Forse era accaduto che la donna abbandonata dal protagonista avesse già danzato di fronte a lui e l’avesse anche per un solo istante trascinato in una danza che lo aveva turbato e indotto a decidere di non lasciarsene turbare più, tanto meno sedici anni dopo.
Alcuni critici hanno richiamato l’attenzione sul fatto che la morte coglie il protagonista subito dopo che il giovane allievo aveva tentato di sedurlo e ravvivarlo mostrandogli il proprio corpo nudo, e ne hanno tratto che Eros è sempre accompagnato da Thanatos. Thanatos però doveva essere intervenuto ben prima. Non ad accompagnare Eros, ma a determinare nel protagonista la scomparsa dell’oggetto per lui attuale di Eros. Con la scomparsa di quell’oggetto doveva essergli scomparso anche un sentire che quell’oggetto gli evocava e che lo manteneva vivo. Non doveva dunque essergli rimasta altra via di recuperare una parvenza di quel sentire se non la scelta omosessuale.

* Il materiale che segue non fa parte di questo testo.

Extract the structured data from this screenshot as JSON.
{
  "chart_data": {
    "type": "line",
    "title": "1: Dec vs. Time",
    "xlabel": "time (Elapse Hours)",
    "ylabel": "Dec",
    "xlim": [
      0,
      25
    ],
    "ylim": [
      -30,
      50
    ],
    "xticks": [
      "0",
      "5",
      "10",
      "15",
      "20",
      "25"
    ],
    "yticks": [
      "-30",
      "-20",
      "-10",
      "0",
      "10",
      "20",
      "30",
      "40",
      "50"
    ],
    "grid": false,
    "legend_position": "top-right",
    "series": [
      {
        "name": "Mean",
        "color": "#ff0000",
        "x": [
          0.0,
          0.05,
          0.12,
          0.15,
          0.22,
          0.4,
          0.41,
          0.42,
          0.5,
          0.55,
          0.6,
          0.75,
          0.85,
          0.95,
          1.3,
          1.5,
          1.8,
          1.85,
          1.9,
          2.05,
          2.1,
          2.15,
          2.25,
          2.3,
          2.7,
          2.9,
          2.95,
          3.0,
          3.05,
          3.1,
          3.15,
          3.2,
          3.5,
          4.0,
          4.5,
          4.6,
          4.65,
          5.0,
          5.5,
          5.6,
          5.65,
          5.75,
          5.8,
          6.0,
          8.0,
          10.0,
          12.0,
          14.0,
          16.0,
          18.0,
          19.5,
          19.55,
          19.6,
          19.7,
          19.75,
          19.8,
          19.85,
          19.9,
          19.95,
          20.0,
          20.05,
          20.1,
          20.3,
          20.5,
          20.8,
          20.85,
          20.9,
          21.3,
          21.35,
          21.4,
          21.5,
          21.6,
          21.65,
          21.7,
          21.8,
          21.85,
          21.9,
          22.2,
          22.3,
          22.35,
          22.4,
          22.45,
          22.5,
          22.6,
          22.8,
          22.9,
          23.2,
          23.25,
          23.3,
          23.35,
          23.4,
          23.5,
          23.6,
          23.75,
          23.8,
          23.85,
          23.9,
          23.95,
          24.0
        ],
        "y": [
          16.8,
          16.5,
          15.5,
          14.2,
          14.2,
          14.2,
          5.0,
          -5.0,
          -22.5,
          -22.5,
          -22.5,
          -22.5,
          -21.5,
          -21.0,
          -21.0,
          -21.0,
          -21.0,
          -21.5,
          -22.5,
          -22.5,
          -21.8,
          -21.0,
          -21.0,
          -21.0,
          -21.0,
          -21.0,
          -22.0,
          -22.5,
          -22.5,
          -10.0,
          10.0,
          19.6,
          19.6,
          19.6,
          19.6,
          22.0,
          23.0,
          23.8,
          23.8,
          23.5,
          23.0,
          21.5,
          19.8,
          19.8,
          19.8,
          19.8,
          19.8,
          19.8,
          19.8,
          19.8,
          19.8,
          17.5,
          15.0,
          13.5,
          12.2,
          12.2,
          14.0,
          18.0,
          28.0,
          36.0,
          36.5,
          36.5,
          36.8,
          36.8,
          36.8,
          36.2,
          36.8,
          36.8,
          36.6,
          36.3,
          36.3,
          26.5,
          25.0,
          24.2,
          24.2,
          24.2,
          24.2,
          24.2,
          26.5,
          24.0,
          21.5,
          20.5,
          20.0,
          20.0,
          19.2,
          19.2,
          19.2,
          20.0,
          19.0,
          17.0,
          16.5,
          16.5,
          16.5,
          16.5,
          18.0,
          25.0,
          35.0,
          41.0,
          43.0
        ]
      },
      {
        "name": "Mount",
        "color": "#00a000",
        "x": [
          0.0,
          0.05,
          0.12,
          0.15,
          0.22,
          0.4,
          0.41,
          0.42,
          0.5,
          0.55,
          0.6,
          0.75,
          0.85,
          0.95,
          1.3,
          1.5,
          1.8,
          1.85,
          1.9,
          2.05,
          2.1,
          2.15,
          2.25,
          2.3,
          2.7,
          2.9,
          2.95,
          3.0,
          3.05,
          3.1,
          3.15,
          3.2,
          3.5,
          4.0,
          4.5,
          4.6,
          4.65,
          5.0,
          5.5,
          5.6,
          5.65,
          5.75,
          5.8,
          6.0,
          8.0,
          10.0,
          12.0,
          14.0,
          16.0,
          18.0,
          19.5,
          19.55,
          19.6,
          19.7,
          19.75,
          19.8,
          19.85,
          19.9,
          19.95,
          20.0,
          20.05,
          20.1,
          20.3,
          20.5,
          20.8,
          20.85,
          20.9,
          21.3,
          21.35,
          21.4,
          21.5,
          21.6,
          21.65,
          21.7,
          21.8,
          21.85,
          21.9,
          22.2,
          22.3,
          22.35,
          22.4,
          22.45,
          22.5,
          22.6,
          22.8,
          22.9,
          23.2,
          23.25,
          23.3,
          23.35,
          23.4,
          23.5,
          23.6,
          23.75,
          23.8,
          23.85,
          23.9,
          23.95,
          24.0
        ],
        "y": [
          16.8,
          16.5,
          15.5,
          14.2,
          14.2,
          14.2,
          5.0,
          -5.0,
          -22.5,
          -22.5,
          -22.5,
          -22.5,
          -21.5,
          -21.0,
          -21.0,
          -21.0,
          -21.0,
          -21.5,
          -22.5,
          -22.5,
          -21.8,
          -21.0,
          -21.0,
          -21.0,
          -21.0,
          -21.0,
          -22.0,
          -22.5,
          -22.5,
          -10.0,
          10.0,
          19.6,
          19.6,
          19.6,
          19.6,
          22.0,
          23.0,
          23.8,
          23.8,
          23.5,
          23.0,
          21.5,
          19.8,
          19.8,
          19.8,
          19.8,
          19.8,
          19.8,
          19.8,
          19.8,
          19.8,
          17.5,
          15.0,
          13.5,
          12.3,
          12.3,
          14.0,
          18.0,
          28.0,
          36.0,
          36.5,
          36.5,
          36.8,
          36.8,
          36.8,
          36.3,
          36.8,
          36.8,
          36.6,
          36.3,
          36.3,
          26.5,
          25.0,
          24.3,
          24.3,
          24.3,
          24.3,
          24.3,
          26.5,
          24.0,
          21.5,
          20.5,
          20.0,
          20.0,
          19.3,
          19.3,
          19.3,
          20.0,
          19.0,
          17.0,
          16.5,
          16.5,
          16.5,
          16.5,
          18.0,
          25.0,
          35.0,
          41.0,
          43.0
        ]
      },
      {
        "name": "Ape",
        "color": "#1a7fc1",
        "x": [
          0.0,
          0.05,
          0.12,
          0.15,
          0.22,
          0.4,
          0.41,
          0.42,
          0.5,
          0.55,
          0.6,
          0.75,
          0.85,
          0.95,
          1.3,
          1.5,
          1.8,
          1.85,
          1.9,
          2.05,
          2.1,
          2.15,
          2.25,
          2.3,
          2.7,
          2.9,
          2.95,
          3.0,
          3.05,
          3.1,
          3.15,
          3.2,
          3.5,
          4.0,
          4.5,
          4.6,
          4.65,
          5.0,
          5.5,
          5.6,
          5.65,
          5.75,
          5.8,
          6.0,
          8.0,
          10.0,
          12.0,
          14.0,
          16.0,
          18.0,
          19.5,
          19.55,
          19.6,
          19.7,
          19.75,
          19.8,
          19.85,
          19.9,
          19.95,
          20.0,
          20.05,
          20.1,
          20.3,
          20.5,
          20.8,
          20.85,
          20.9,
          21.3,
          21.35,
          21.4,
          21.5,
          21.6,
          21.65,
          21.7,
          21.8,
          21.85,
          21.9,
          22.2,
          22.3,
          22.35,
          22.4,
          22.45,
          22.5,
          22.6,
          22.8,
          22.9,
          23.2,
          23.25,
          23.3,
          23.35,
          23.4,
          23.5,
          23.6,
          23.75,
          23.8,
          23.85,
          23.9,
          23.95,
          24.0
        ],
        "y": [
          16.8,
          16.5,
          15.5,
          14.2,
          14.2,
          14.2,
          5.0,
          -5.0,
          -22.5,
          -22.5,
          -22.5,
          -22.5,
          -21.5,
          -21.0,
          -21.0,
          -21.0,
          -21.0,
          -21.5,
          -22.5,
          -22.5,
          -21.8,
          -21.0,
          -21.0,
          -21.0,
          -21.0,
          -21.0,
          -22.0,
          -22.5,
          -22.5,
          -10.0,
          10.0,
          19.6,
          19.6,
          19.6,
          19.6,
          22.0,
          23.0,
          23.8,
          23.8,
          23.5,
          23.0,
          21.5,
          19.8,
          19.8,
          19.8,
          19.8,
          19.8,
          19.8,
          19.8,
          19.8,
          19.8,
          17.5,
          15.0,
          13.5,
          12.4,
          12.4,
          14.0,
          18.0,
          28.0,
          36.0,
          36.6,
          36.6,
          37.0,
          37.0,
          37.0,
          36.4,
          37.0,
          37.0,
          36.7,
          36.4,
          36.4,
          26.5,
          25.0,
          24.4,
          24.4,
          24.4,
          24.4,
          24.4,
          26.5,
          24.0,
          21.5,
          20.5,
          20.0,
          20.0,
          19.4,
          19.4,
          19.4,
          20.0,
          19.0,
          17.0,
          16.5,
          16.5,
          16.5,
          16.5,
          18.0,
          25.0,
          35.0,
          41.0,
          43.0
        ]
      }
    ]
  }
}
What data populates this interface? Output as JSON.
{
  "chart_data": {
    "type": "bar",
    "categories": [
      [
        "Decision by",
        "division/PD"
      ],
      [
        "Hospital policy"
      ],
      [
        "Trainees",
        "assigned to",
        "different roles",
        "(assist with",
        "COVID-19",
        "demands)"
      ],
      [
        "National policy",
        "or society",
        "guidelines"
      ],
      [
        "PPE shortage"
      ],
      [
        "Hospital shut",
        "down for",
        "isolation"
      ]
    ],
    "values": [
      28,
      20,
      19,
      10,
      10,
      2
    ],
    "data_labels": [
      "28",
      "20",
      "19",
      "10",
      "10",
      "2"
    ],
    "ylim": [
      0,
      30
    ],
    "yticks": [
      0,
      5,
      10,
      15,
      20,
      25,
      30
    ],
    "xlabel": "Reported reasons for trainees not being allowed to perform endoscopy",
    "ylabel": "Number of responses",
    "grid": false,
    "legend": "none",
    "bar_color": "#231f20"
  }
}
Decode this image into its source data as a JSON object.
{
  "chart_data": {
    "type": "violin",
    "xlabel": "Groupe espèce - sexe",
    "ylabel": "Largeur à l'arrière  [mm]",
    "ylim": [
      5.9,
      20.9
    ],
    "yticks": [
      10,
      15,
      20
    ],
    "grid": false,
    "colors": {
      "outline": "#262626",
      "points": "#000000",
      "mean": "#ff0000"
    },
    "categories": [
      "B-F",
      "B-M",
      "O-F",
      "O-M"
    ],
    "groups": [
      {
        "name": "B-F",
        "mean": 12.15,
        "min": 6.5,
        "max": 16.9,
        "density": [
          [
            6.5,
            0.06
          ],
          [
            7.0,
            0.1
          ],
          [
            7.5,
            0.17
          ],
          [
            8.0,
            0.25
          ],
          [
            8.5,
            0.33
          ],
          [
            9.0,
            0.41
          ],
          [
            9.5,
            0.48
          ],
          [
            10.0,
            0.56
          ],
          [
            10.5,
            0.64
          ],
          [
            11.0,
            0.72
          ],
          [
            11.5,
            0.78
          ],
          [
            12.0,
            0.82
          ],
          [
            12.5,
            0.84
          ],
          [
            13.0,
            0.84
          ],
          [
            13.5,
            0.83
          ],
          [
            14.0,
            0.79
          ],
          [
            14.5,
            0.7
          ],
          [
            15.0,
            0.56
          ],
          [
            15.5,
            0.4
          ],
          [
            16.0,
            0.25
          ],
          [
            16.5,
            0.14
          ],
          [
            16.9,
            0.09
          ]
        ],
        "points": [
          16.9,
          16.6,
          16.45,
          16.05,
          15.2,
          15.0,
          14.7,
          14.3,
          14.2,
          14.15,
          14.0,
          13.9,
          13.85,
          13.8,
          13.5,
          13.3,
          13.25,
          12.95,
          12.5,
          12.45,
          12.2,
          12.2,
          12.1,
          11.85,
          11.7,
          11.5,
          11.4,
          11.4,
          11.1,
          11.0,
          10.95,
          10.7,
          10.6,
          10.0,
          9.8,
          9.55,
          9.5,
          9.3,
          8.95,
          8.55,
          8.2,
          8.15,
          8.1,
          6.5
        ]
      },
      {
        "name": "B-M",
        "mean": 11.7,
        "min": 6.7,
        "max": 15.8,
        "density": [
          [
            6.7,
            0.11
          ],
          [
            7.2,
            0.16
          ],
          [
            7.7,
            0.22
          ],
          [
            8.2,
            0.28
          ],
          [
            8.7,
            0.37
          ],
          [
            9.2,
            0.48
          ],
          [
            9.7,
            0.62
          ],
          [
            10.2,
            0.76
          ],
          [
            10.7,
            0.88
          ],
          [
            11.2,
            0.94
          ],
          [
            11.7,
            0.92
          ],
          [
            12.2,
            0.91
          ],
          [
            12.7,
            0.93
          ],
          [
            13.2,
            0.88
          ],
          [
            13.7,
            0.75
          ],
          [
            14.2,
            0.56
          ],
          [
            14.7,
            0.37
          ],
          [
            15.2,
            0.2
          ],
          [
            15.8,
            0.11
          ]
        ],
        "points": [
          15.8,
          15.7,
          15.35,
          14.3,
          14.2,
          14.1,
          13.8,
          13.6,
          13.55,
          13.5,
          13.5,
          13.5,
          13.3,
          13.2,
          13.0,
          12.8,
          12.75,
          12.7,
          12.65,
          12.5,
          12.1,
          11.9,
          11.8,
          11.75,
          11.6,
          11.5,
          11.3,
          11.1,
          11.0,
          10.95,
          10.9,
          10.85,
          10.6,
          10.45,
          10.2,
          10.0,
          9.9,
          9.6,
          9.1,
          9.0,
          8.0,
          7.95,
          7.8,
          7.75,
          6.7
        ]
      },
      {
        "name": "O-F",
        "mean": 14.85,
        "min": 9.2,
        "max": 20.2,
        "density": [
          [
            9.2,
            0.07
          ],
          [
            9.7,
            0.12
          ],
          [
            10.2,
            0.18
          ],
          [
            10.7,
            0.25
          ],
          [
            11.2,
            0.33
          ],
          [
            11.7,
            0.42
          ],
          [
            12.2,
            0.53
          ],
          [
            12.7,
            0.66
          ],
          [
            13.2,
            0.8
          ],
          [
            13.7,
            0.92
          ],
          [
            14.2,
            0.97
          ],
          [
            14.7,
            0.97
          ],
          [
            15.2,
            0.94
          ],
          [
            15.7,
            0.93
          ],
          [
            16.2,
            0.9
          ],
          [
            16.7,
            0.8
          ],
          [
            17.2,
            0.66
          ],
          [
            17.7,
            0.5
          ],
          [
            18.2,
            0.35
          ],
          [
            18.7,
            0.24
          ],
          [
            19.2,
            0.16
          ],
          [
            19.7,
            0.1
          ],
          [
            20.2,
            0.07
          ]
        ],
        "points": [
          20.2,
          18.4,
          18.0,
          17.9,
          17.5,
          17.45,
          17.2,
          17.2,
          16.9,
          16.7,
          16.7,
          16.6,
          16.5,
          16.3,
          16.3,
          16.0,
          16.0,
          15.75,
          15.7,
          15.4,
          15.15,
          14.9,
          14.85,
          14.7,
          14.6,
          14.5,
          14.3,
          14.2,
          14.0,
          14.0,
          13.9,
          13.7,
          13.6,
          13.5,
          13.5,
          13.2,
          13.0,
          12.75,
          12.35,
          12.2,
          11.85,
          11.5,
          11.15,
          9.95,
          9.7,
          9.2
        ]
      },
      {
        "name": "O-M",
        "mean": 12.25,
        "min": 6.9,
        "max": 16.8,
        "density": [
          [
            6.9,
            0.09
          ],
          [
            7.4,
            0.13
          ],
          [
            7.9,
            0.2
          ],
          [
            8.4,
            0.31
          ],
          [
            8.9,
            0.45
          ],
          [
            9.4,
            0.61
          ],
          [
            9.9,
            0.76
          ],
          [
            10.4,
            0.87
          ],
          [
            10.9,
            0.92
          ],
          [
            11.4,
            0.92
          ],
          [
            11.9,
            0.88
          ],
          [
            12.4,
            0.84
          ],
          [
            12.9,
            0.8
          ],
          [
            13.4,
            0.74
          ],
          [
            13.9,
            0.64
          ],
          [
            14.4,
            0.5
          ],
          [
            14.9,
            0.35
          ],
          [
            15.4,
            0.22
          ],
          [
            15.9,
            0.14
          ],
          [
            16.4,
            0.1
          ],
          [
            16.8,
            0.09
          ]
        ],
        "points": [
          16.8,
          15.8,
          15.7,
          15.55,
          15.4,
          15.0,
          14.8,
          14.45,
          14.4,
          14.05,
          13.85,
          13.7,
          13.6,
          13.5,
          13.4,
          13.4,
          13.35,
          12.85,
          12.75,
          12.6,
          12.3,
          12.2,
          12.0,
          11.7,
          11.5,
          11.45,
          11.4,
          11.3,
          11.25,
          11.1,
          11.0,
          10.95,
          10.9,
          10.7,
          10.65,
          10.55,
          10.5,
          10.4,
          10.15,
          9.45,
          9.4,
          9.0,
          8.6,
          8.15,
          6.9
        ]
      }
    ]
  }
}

Il film è ricco di allusioni e rimandi significativi che debbo astenermi dal raccogliere. Avendo presente il suo insieme, mi viene piuttosto da dire che potrebbe essere recepito come se fosse una tragedia greca. Come se rappresentasse un percorso che priva il mondo degli oggetti di Eros e del sentire che essi inducono, per popolarlo di feticci che si susseguono ossessivamente e si accumulano senza poter restituire quanto scomparso e perduto. Vi manca ed è mancato però il coro che nella tragedia greca induce la catarsi e apre alla nuova vita. Oppure è accaduto che una cultura, della quale il film è partecipe e che si è venuta affermando in questi ultimi cinquanta anni, abbia reso la voce del coro tanto flebile da avvicinarsi a non poter essere più avvertita e ascoltata. Forse, dopo tutto, è stato questo a farmi avvertire un certo malessere una volta visto il film.